Exploring How Financial Institutions Can Use the Data They Already Have to Predict and Deter Overdrafting Behavior
The researchers concluded that banks could benefit from taking a different approach to overdraft fees and offered several ideas to mitigate the issue, including using data the institutions already possess.
Montgomery said that, from a banking standpoint, looking at new ways to use the banks’ data can help both the bank and consumer.
“If you use new techniques, like predictive analysis that can forecast out the incomes and outflows from an account, you might be able to help people better manage their funds,” he said. This would be accomplished by applying machine learning technology to analyze customer accounts.
The team also proposed that banks alter their approach to overdraft fees, including making overdraft fees more proportional to the transaction that caused it.
“We ran a simulation study where we changed the banking policy and allowed the bank to waive the first overdraft fee for a consumer who had never done overdraft before,” Liu said. “Maybe the customer never realized the overdraft fee was so expensive. So, the consumer learned the lesson, and the next time, the consumer will be more aware and avoid the fee.”
Liu said this will lead to the customer being more likely to stay with the bank and the customer’s checking account can continue to generate review for the bank over the long term.
“We also considered a change to the pricing policy,” she said. “Right now, the overdraft fee is a fixed fee, no matter how much you overdraw. So, we considered an alternative pricing policy where it’s more like an interest rate. The overdraft fee payment is proportional to the overdraft transaction.”

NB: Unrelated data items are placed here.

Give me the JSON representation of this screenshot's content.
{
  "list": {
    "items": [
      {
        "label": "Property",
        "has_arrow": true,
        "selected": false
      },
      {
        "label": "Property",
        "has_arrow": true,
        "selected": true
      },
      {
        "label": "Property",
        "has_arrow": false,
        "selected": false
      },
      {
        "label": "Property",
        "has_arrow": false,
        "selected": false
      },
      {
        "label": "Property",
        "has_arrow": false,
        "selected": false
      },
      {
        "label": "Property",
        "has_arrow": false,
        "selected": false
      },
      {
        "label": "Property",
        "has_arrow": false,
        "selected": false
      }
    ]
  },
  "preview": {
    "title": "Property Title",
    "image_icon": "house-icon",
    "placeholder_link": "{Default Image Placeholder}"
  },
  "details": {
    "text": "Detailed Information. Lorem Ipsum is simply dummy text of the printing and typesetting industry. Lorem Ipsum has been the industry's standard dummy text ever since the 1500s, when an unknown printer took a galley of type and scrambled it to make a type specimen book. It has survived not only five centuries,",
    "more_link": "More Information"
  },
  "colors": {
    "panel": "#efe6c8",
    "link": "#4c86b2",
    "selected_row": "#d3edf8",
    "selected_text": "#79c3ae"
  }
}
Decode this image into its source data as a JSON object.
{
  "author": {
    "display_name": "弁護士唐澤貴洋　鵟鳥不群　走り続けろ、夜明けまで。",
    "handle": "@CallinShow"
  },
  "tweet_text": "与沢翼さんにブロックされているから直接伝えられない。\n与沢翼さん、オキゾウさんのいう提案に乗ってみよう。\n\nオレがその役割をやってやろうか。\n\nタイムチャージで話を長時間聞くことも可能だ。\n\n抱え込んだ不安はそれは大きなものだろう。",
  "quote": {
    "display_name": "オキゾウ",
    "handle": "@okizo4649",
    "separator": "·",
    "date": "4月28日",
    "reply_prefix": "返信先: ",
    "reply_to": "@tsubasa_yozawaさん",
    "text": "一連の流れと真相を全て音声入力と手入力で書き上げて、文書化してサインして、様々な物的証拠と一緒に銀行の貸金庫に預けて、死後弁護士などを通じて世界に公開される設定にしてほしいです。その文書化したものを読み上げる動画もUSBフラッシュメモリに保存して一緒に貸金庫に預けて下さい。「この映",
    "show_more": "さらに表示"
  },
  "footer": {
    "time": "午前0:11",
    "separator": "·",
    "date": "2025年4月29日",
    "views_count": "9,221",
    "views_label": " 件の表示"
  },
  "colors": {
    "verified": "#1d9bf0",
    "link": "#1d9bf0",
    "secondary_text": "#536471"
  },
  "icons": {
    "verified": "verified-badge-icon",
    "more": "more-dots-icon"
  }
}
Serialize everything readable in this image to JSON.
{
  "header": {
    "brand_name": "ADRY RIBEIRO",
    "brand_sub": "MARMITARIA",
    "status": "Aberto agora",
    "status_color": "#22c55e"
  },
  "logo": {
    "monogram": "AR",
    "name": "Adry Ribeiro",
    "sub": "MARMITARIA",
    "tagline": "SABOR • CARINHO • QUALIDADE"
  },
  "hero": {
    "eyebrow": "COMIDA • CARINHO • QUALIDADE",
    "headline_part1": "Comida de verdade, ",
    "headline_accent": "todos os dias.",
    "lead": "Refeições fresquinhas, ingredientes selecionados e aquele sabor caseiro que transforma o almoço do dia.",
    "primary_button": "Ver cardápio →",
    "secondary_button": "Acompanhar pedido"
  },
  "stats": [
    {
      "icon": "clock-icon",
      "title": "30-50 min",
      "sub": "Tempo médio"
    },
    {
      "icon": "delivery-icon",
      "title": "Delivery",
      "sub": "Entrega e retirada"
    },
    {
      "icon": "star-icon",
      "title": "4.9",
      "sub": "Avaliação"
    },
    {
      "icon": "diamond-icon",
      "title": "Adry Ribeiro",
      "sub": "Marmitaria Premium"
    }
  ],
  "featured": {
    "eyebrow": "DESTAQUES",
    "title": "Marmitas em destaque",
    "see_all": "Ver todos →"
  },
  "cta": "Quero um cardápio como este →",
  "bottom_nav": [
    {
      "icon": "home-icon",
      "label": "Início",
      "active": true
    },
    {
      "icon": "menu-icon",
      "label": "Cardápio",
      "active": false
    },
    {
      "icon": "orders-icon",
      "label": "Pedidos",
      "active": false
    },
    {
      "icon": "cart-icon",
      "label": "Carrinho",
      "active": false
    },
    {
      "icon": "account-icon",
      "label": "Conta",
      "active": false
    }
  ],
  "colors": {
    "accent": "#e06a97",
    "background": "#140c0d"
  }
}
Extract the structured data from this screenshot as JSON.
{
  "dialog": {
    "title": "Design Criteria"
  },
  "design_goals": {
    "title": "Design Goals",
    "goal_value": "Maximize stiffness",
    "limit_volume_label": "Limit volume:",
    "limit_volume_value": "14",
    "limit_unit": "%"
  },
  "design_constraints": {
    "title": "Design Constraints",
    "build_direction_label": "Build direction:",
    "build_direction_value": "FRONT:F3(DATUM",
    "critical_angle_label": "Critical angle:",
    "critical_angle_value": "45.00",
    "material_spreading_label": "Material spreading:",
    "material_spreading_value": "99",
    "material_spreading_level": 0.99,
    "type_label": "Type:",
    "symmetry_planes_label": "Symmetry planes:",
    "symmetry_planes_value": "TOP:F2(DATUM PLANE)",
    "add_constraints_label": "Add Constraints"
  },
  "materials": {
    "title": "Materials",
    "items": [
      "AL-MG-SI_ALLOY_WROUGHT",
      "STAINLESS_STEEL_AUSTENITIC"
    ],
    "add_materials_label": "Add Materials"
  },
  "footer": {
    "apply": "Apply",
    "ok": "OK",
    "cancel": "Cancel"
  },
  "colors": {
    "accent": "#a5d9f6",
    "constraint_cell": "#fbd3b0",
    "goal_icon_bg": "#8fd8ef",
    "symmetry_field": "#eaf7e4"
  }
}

The overall idea is that banks could help customers generally have a better experience — which is ultimately good for the bank — and help them incur fewer overdraft fees — which is good for the customer.
“My take is that this is the proverbial win-win because consumers would be aided to make better decisions to avoid some of the fees that they pay,” Montgomery said. “And the banks benefit because they can provide better services, and the customers are happier and more loyal.”
Being the extremely responsible adult that I am, it’s been a while since I’ve been hit with one of those unexpected overdraft fees. But, I must admit, I would certainly welcome any and all help I could get to avoid them in the future. And knowing my bank has my back would likely increase my loyalty to the institution.